Beethoven Piano Sonata No. 12, Op. 26 (full)

Mozart Piano Concerto No. 20, K. 466 (full)
[Brahms's cadenza for Movement 1, Beethoven's for Movement 3]

Any Bach fugue (I haven't studied Bach enough but I really should because he's one of the giants in my eyes.)

Any advice for these pieces? Thanks.


----------



## Larkenfield

I would post something you’ve already accomplished by the above methods as a starting point before anyone tries to issue advice. If you’re playing essentially by ear, do you have any favorite interpreters of those works that you’re learning from?


----------



## DreamBigKeys

For Beethoven I normally listen to either Daniel Barenboim or Jeno Jando.

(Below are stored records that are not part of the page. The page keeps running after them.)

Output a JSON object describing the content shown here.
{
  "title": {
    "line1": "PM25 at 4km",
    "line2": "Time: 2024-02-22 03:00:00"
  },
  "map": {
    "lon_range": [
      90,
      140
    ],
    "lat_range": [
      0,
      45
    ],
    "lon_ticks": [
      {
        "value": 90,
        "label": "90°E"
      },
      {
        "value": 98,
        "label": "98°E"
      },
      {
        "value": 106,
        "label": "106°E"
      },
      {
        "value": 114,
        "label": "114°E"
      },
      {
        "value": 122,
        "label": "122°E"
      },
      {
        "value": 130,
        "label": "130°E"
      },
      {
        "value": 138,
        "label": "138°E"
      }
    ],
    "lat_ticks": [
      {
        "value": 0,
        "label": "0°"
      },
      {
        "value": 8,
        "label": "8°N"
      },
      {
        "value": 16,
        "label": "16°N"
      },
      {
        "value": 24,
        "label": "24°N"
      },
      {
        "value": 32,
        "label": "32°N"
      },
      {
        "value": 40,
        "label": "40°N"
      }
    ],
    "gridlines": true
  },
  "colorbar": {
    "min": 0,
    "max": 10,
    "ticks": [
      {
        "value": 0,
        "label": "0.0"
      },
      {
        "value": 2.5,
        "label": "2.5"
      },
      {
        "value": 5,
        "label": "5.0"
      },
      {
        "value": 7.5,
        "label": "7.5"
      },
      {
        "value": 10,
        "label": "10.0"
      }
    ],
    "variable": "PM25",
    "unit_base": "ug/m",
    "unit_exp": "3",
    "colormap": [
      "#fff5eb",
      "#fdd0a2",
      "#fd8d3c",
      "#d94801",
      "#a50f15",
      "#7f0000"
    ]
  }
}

Jeno Jando’s fantastic with Liszt but from what my teacher told me, he messed up with the Beethoven Op. 26 interpretation. 

For Mozart, I’ve only ever listened to Rudolf Serkin’s interpretation of Piano Concerto No. 20, but per usual he plays Beethoven’s cadenza in the first movement. (Brahms’s cadenza is much harder to find on the net, I think only Idil Biret and Michael Rische has played Brahms’s cadenza.)

As for Bach, I’ve only listened to an excerpt of my teacher play Bach’s Fugue in G minor. So I need to figure Bach out eventually


----------